The three national whistleblower organizations (Public Employees for Environmental Responsibility (PEER), the Project on Government Oversight (POGO) and the Government Accountability Project (GAP)) are concerned that whistleblowers who are trying to bring waste, fraud and abuse to light are meeting a dead end at the Office of Special Counsel, an office that is supposed to be a whistleblower advocate. Thus far in his 13-month tenure, Bloch has summarily closed more than 1,000 whistleblower disclosures and complaints without investigation.
“Scott Bloch is running the shabbiest close-out sale in the history of the Whistleblower Protection Act,” commented PEER Executive Director Jeff Ruch, noting that Bloch has hired his friends and even his son’s former boarding school headmaster to work with confidential case files. “What a great summer internship—come to our nation’s Capitol and screw over whistleblowers.”
The minutes recount the Employee Advisory Committee meeting of February 9, 2005, attended by Bloch and eight OSC staff members. After approval by Bloch, the minutes were posted on the agency intranet.

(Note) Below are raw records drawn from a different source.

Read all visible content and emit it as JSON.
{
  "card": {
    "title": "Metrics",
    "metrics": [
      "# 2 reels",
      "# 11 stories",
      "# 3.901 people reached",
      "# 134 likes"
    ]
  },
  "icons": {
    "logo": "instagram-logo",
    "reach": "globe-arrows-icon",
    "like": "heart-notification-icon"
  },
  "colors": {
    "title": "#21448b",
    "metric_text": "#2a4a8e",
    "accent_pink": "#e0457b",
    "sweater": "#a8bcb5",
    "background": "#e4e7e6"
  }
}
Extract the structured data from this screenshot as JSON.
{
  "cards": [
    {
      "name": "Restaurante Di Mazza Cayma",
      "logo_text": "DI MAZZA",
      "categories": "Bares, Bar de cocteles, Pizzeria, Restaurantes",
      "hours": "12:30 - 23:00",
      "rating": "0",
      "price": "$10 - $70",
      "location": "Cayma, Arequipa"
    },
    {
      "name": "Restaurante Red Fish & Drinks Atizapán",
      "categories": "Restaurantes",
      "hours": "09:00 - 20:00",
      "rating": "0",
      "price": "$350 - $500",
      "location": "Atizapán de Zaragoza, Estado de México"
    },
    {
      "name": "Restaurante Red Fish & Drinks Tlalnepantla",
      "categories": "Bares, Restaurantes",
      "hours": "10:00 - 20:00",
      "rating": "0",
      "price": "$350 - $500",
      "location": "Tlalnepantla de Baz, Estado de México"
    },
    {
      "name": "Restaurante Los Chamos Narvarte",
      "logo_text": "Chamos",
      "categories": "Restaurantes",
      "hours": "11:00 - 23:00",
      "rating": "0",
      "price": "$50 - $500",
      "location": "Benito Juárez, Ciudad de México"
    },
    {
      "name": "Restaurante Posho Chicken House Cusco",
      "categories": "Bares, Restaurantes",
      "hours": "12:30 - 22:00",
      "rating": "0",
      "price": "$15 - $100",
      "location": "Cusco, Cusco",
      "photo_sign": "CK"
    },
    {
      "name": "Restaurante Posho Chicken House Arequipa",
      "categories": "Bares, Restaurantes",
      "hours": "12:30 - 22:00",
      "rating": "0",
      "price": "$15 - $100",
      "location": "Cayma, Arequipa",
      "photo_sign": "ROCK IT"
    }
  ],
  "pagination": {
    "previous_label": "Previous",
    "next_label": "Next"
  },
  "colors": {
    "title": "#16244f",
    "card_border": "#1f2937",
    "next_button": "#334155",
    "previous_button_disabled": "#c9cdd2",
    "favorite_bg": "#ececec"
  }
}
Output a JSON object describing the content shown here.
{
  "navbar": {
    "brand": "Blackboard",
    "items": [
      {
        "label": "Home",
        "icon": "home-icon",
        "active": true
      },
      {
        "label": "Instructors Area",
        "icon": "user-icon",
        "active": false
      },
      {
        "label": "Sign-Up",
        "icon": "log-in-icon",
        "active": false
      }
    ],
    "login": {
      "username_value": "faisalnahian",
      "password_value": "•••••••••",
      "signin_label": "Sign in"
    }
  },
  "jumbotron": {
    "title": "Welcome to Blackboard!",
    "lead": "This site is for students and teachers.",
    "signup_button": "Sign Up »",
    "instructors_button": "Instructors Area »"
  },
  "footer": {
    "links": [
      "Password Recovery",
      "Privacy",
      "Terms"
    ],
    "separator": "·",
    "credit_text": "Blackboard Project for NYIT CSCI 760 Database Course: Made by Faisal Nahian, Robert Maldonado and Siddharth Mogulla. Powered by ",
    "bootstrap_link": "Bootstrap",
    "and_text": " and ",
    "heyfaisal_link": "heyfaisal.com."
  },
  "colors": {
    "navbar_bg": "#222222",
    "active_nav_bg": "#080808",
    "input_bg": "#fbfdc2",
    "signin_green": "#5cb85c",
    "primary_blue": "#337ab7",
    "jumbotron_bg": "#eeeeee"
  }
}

They show the Special Counsel wrestling with how to drop cases without investigation:
IOSC [Immediate Office of the Special Counsel, i.e., Bloch and his top political aides] is considering the best way to handle case file distribution as employees who have declined the re-assignment leave the agency. One consideration is to try to get as many cases closed as possible prior to the employees departure… The agency will also be getting interns for the summer that will be able to assist with getting cases closed.”
“The Office of Special Counsel has admitted that it has already summarily closed hundreds of whistleblower cases,” said Danielle Brian, Executive Director of the Project On Government Oversight. “Disturbingly, the Special Counsel appears to be now focused on getting rid of all the remaining cases rather than obtaining justice for whistleblowers and the American taxpayer.”
Bloch created a staff shortage in his office when he ordered a dozen investigators and attorneys to move to Dallas or Detroit. Seven declined the move and Bloch is forcing them to resign. Last week, he directed them to turn over their case files, and to stop performing any further work on pending investigations. An eighth employee has already resigned to take other work.
This large personnel displacement leaves Bloch both unable to staff the new office he wishes to open in Detroit and short on staff to handle existing whistleblower cases. The method Bloch has chosen to handle whistleblower cases is to dismiss them without investigation.
“While not every whistleblowers presents a scandal worthy of front page coverage, all are worth at least a phone call to listen,” stated GAP Legal Director Tom Devine, pointing to the new policy instituted by Bloch forbidding OSC staff to contact the whistleblower if more information was needed. “In 27 years at GAP, this is the all time low for OSC.”